Tiger#

class lsst.ctrl.bps.parsl.sites.princeton.Tiger(*args, **kwargs)#

Bases: Slurm

Configuration for running jobs on Princeton’s Tiger cluster.

The following BPS configuration parameters are recognised, overriding the defaults:

  • nodes (int): number of nodes for each Slurm job.

  • cores_per_node (int): number of cores per node for each Slurm job.

  • walltime (str): time limit for each Slurm job.

  • mem_per_node (int): memory per node (GB) for each Slurm job.

  • max_blocks (int): maximum number of blocks (Slurm jobs) to use.

  • cmd_timeout (int): timeout (seconds) to wait for a scheduler.

  • singleton (bool): allow only one job to run at a time; by default True.

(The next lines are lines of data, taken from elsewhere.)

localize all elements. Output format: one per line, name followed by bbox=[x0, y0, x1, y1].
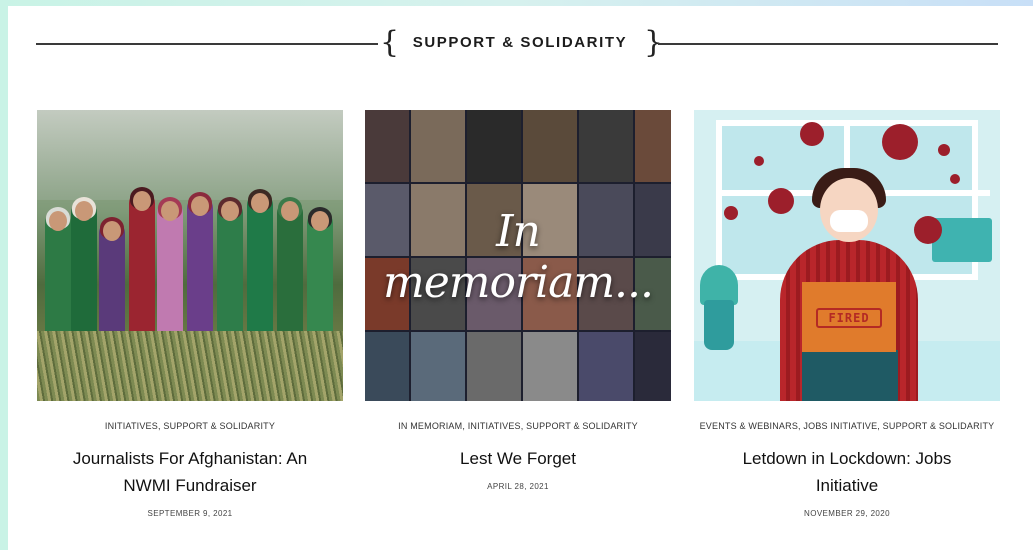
post-card: In memoriam... IN MEMORIAM, INITIATIVES,… bbox=[365, 110, 671, 491]
person-skirt bbox=[802, 350, 898, 401]
virus-icon bbox=[914, 216, 942, 244]
virus-icon bbox=[950, 174, 960, 184]
child-figure bbox=[157, 197, 183, 351]
child-figure bbox=[217, 197, 243, 351]
fired-label: FIRED bbox=[816, 308, 882, 328]
post-thumbnail-fired-illustration[interactable]: FIRED bbox=[694, 110, 1000, 401]
virus-icon bbox=[938, 144, 950, 156]
in-memoriam-overlay-text: In memoriam... bbox=[383, 206, 654, 308]
child-figure bbox=[277, 197, 303, 351]
post-card: FIRED EVENTS & WEBINARS, JOBS INITIATIVE… bbox=[694, 110, 1000, 518]
child-figure bbox=[45, 207, 71, 351]
post-title-link[interactable]: Journalists For Afghanistan: An NWMI Fun… bbox=[37, 445, 343, 499]
post-title-link[interactable]: Letdown in Lockdown: Jobs Initiative bbox=[694, 445, 1000, 499]
child-figure bbox=[71, 197, 97, 351]
post-categories[interactable]: IN MEMORIAM, INITIATIVES, SUPPORT & SOLI… bbox=[365, 421, 671, 431]
hillside bbox=[37, 110, 343, 200]
post-thumbnail-children-in-field[interactable] bbox=[37, 110, 343, 401]
virus-icon bbox=[800, 122, 824, 146]
face-mask bbox=[830, 210, 868, 232]
plant-leaves bbox=[700, 265, 738, 305]
post-thumbnail-in-memoriam[interactable]: In memoriam... bbox=[365, 110, 671, 401]
post-date: SEPTEMBER 9, 2021 bbox=[147, 509, 233, 518]
virus-icon bbox=[754, 156, 764, 166]
grass bbox=[37, 331, 343, 401]
virus-icon bbox=[882, 124, 918, 160]
post-categories[interactable]: EVENTS & WEBINARS, JOBS INITIATIVE, SUPP… bbox=[694, 421, 1000, 431]
virus-icon bbox=[724, 206, 738, 220]
header-rule-left bbox=[36, 43, 378, 45]
child-figure bbox=[247, 189, 273, 351]
post-categories[interactable]: INITIATIVES, SUPPORT & SOLIDARITY bbox=[37, 421, 343, 431]
virus-icon bbox=[768, 188, 794, 214]
post-card: INITIATIVES, SUPPORT & SOLIDARITY Journa… bbox=[37, 110, 343, 518]
child-figure bbox=[129, 187, 155, 351]
plant-pot bbox=[704, 300, 734, 350]
section-title: SUPPORT & SOLIDARITY bbox=[412, 34, 628, 51]
section-header: { SUPPORT & SOLIDARITY } bbox=[36, 26, 998, 60]
header-rule-right bbox=[658, 43, 998, 45]
child-figure bbox=[187, 192, 213, 351]
post-date: APRIL 28, 2021 bbox=[487, 482, 549, 491]
child-figure bbox=[307, 207, 333, 351]
post-title-link[interactable]: Lest We Forget bbox=[365, 445, 671, 472]
post-date: NOVEMBER 29, 2020 bbox=[804, 509, 890, 518]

When running on the Tiger cluster, you should operate on the /scratch/gpfs filesystem, rather than /projects or /tigress; the latter are not even mounted on the cluster nodes any more.

Methods Summary

get_address()

Return the IP address of the machine hosting the driver/submission.

get_executors()

Get a list of executors to be used in processing.

select_executor(job)

Get the label of the executor to use to execute a job.

Methods Documentation

get_address() str#

Return the IP address of the machine hosting the driver/submission.

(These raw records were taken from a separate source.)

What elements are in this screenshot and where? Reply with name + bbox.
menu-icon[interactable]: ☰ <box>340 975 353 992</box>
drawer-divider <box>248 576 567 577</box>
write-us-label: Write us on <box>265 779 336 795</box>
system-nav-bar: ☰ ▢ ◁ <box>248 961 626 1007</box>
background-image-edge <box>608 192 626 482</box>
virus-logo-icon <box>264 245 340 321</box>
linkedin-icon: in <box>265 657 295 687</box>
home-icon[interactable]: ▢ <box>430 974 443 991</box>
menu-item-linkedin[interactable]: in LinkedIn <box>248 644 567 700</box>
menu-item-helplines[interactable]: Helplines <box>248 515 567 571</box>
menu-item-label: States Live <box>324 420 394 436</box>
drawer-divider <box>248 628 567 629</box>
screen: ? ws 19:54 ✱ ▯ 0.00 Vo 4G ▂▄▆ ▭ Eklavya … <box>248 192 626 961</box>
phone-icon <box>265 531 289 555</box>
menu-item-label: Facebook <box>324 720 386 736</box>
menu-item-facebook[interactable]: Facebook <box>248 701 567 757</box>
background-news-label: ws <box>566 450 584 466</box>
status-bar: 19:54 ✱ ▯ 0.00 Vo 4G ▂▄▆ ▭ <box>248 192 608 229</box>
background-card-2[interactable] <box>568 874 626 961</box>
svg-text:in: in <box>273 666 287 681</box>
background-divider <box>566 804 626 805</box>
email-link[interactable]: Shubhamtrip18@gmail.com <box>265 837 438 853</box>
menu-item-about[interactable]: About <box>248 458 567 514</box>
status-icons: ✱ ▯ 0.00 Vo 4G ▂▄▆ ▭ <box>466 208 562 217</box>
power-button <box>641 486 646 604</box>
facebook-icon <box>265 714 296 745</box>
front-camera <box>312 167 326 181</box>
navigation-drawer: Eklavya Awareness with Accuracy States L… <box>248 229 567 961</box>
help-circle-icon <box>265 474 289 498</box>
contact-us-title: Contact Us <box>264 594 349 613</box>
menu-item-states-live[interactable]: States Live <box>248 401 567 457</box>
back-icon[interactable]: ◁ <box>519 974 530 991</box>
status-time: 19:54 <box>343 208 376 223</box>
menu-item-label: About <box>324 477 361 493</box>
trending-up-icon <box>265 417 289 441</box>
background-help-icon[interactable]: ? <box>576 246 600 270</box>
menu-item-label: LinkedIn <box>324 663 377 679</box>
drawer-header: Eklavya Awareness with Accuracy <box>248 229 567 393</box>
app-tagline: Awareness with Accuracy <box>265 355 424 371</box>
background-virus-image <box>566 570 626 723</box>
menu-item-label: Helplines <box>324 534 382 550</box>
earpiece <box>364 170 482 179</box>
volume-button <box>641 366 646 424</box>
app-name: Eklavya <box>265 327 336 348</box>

This host machine address should be accessible from the workers and should generally be the return value of one of the functions in parsl.addresses.

This is used by the default implementation of get_monitor, but will generally be used by get_executors too.

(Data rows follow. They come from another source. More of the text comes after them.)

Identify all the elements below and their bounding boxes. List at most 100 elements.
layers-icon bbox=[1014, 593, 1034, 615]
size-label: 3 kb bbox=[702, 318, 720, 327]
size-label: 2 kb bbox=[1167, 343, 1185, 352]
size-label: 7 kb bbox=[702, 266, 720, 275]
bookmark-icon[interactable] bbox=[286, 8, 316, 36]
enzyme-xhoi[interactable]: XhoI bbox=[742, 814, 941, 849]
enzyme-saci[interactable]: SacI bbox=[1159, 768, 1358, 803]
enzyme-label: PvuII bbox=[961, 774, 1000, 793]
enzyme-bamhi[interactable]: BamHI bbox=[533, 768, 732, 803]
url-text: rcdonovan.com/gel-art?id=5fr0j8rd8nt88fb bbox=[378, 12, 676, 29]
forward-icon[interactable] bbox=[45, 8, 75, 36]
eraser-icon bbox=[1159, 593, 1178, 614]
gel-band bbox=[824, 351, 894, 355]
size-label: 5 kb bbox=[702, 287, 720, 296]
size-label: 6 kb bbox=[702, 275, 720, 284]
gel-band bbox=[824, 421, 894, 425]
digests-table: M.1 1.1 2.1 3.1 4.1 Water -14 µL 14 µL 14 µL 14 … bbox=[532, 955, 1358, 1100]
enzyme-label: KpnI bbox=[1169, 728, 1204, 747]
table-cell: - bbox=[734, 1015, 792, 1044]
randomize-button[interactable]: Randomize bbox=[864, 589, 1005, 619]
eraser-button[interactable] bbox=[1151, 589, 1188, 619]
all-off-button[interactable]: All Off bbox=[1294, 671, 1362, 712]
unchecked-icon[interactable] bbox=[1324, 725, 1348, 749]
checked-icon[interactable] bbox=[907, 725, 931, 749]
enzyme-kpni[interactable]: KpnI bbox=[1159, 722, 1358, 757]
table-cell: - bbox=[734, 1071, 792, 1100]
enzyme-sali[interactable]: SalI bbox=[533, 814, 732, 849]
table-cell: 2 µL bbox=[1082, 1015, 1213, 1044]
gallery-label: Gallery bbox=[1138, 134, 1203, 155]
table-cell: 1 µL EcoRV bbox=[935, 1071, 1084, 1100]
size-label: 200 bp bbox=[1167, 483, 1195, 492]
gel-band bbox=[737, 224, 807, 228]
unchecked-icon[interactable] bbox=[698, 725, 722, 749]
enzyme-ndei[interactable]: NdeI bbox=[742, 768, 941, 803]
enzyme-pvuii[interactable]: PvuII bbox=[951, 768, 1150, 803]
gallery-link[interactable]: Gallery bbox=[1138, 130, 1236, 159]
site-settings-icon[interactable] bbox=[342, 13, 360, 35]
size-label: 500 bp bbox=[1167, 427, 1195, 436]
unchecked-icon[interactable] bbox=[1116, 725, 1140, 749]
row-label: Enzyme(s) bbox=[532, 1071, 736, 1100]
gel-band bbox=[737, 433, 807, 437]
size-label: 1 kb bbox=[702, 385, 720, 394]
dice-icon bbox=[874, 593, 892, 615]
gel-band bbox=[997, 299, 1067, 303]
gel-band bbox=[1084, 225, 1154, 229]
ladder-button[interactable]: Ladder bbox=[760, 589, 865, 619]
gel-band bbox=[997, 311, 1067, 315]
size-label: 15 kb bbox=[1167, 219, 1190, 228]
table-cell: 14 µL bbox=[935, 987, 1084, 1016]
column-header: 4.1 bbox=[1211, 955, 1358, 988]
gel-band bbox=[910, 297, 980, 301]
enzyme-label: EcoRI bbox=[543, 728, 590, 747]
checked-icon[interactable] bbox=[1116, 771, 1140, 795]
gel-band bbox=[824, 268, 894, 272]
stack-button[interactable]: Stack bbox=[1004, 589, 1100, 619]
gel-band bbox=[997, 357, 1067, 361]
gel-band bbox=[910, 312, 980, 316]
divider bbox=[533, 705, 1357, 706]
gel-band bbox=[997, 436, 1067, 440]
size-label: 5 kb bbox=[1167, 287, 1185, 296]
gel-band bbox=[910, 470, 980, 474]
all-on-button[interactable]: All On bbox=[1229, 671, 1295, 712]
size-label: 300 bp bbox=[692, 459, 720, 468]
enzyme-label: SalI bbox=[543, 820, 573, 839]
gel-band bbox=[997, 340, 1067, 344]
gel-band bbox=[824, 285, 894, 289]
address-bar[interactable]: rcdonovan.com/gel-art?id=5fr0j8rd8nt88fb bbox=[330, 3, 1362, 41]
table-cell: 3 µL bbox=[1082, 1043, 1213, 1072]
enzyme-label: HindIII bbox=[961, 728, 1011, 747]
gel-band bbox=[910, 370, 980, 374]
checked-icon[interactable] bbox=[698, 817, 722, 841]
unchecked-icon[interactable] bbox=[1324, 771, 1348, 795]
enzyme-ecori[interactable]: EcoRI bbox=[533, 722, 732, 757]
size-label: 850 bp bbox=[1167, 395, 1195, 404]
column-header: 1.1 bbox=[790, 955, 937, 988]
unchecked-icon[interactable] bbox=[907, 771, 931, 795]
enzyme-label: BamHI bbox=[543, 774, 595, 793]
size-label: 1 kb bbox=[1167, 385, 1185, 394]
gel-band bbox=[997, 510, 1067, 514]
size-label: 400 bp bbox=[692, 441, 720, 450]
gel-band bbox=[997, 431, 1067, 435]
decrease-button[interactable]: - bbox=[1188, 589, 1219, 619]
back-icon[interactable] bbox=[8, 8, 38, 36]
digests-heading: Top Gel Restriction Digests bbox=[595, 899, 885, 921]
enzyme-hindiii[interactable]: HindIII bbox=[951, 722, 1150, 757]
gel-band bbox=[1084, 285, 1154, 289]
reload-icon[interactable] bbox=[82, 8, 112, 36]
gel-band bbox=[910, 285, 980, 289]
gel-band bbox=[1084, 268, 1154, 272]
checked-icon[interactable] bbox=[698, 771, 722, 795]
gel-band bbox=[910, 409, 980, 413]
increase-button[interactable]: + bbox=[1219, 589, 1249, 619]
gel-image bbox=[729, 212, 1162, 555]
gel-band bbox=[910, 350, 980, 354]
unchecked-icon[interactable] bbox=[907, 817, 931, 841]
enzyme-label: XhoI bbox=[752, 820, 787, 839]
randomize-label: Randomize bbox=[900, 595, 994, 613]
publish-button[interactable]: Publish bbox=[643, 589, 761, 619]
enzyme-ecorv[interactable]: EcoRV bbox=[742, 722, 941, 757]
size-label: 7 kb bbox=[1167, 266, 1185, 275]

This implementation gets the address from the Infiniband network interface, because the cluster nodes can’t connect to the head node through the regular internet.

get_executors() list[ParslExecutor]#

Get a list of executors to be used in processing.

Each executor should have a unique label.

The walltime default here is set so we get into the tiger-vshort QoS, which will hopefully reduce the wait for us to get a node. Then, we have one Slurm job running at a time (singleton) while another saves a spot in line (max_blocks=2). We hope that this will allow us to run almost continually until the workflow is done.

We set the cmd_timeout value to 300 seconds to help avoid TimeoutExpired errors when commands are slow to return (often due to system contention).

select_executor(job: ParslJob) str#

Get the label of the executor to use to execute a job.

Parameters#

jobParslJob

Job to be executed.

Returns#

labelstr

Label of executor to use to execute job.